Exploring promising immunomodulatory potential of natural and synthetic 1,3-diphenyl-2-propen-1-one analogs: A review of mechanistic insight

• Published in: Mini-Reviews in Medicinal Chemistry
• Main Author: Safdar M.H.; Hasan H.; Afzal S.; Hussain Z.
• Format: Review
• Language: English
• Published: Bentham Science Publishers B.V. 2018
• Online Access: https://www.scopus.com/inward/record.uri?eid=2-s2.0-85048994718&doi=10.2174%2f1389557517666171123212039&partnerID=40&md5=1c10fc6cc38d9be48be6fd54b6955575

The immune system is an intricate and coordinated nexus serving as a natural defense to preclude internal and external pathogenic insults. The deregulation in the natural balance of immunological functions as a consequence of either over expression or under expression of immune cells tends to cause disruption of homeostasis in the body and may lead to development of numerous immune system disorders.

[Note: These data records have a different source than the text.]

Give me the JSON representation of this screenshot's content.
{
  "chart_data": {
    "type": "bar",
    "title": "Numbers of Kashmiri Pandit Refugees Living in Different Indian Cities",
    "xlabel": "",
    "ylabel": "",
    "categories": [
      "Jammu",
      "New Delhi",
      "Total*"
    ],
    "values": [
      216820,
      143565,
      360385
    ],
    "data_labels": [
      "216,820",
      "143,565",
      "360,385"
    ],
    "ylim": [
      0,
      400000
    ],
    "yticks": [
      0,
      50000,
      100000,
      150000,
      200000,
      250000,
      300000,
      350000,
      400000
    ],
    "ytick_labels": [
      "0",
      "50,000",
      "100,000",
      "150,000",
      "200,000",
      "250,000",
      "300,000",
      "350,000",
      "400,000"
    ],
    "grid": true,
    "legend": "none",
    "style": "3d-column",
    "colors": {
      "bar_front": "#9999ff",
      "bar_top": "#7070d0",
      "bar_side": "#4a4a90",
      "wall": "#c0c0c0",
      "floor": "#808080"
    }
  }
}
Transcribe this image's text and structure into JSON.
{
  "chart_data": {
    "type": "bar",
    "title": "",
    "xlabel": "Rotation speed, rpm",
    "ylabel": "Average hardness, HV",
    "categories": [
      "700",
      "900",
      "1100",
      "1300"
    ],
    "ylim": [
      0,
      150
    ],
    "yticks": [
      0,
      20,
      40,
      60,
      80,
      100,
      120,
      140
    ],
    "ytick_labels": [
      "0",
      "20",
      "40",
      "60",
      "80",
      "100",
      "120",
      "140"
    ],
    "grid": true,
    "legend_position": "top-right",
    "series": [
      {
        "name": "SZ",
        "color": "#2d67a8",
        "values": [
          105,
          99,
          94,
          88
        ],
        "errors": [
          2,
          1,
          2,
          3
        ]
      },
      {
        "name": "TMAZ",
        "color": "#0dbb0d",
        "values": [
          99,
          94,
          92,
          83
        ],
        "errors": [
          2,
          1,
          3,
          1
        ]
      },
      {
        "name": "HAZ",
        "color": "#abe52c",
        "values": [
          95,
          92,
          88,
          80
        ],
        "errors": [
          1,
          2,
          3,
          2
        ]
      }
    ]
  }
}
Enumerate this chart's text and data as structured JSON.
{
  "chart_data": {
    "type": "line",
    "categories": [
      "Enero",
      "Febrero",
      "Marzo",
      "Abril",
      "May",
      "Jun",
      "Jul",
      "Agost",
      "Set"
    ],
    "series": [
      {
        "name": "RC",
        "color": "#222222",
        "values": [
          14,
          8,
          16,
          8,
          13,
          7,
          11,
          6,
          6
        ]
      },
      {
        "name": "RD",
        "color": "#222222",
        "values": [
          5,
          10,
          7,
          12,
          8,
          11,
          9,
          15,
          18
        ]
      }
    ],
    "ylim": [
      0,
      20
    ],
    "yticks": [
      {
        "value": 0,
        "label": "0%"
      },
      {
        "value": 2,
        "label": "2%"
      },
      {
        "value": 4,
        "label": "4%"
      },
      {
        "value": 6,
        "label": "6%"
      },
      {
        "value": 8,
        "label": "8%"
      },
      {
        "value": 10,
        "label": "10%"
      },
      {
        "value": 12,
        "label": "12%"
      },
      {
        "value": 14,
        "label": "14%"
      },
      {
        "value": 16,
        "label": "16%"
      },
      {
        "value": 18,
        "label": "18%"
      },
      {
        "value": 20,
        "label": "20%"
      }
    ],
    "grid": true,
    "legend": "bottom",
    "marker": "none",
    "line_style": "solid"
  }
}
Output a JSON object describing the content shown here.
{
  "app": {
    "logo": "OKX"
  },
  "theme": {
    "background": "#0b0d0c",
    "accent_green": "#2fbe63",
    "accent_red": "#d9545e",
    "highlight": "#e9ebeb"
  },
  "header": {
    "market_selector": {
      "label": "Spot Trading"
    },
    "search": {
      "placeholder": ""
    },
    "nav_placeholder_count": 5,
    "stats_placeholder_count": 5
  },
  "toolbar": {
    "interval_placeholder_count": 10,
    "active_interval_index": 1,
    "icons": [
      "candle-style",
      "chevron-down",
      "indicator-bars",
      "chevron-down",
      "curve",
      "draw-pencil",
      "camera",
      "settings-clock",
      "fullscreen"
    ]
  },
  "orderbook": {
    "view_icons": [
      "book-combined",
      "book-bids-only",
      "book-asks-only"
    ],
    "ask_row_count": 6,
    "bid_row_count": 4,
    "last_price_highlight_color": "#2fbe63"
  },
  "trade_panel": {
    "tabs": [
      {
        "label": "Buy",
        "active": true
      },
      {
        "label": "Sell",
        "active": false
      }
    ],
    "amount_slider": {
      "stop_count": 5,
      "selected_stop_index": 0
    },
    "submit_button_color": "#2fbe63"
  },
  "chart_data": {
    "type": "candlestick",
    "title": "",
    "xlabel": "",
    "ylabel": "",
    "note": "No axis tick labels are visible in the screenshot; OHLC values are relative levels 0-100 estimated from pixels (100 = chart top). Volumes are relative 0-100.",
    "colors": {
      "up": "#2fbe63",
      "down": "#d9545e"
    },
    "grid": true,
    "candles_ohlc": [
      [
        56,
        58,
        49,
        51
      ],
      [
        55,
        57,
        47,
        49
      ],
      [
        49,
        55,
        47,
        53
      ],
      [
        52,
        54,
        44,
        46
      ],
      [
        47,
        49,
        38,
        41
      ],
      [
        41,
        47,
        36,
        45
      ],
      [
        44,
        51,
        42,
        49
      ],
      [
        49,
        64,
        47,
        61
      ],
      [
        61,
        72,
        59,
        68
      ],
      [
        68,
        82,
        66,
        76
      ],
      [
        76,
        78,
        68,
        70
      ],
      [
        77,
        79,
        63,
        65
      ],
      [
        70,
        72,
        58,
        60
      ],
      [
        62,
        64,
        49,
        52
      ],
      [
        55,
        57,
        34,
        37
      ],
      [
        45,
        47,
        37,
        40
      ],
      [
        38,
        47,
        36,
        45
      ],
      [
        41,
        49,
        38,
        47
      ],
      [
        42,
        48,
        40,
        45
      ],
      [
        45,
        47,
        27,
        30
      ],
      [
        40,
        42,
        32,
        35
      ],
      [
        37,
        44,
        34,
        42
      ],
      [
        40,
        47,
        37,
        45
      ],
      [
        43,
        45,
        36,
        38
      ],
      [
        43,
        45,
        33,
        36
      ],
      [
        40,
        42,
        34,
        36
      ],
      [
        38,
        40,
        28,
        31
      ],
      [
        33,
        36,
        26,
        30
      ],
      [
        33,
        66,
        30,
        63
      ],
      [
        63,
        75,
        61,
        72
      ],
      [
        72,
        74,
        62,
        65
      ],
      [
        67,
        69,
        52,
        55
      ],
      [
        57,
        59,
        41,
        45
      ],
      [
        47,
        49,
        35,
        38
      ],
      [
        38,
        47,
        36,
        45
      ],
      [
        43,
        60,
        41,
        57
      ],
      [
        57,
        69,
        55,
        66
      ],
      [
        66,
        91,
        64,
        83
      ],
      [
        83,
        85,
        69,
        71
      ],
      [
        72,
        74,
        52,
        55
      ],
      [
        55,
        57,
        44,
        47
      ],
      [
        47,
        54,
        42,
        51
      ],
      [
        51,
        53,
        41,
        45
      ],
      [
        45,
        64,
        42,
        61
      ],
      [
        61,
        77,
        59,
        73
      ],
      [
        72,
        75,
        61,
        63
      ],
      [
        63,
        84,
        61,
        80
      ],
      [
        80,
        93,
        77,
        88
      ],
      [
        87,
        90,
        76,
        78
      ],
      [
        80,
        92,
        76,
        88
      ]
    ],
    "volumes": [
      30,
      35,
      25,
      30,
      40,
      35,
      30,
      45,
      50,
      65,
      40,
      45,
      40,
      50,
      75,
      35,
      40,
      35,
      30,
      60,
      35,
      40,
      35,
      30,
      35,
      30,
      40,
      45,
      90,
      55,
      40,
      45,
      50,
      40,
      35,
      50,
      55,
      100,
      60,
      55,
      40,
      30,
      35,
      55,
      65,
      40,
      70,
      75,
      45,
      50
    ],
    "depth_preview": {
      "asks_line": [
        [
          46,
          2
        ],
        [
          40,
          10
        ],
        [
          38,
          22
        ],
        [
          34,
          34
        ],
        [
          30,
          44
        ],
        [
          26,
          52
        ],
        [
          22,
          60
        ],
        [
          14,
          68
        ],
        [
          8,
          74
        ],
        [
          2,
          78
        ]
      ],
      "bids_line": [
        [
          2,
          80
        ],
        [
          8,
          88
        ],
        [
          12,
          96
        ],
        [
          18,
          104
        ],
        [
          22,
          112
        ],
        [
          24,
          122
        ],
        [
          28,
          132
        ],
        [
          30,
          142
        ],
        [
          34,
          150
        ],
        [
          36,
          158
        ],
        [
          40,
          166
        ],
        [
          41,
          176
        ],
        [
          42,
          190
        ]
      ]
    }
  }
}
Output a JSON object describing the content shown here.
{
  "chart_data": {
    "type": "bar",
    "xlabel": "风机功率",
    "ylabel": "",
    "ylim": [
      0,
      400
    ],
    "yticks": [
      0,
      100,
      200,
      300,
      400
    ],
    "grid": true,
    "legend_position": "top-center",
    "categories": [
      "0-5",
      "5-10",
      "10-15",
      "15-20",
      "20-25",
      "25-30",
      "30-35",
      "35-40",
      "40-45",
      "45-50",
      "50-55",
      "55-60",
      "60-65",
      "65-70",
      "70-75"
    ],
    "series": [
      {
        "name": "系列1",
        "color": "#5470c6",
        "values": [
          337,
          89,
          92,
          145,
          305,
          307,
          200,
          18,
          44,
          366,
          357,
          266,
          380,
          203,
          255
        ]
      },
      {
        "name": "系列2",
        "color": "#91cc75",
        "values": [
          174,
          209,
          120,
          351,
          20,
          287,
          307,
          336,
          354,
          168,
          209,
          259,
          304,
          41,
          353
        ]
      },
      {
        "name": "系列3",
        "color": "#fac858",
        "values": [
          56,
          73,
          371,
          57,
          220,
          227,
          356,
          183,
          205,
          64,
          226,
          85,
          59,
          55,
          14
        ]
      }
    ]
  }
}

Chalcone moieties (1,3-diphenyl-2-propen-1-one) have been well-documented as ideal lead compounds or precursors to design a wide range of pharmacologically active agents to down-regulate various immune disorders. Owing to their unique structural and molecular framework, these α, β-unsaturated carbonyl-based moieties have also gained remarkable recognition due to their other multifarious pharmacological properties including antifungal, anti-inflammatory, anti-malarial, antibacterial, anti-tuberculosis, and anticancer potential. Though a great number of methodologies are currently being employed for their synthesis, this review mainly focuses on the natural and synthetic chalcone derivatives that are exclusively synthesized via Claisen-Schmidt condensation reaction and their immunomodulatory prospects. We have critically reviewed the literature and provided convincing evidence for the promising efficacy of chalcone derivatives to modulate functioning of various innate and adaptive immune players including granulocytes, mast cells, monocytes, macrophages, platelets, dendritic cells, natural killer cells, and T-lymphocytes. © 2018 Bentham Science Publishers.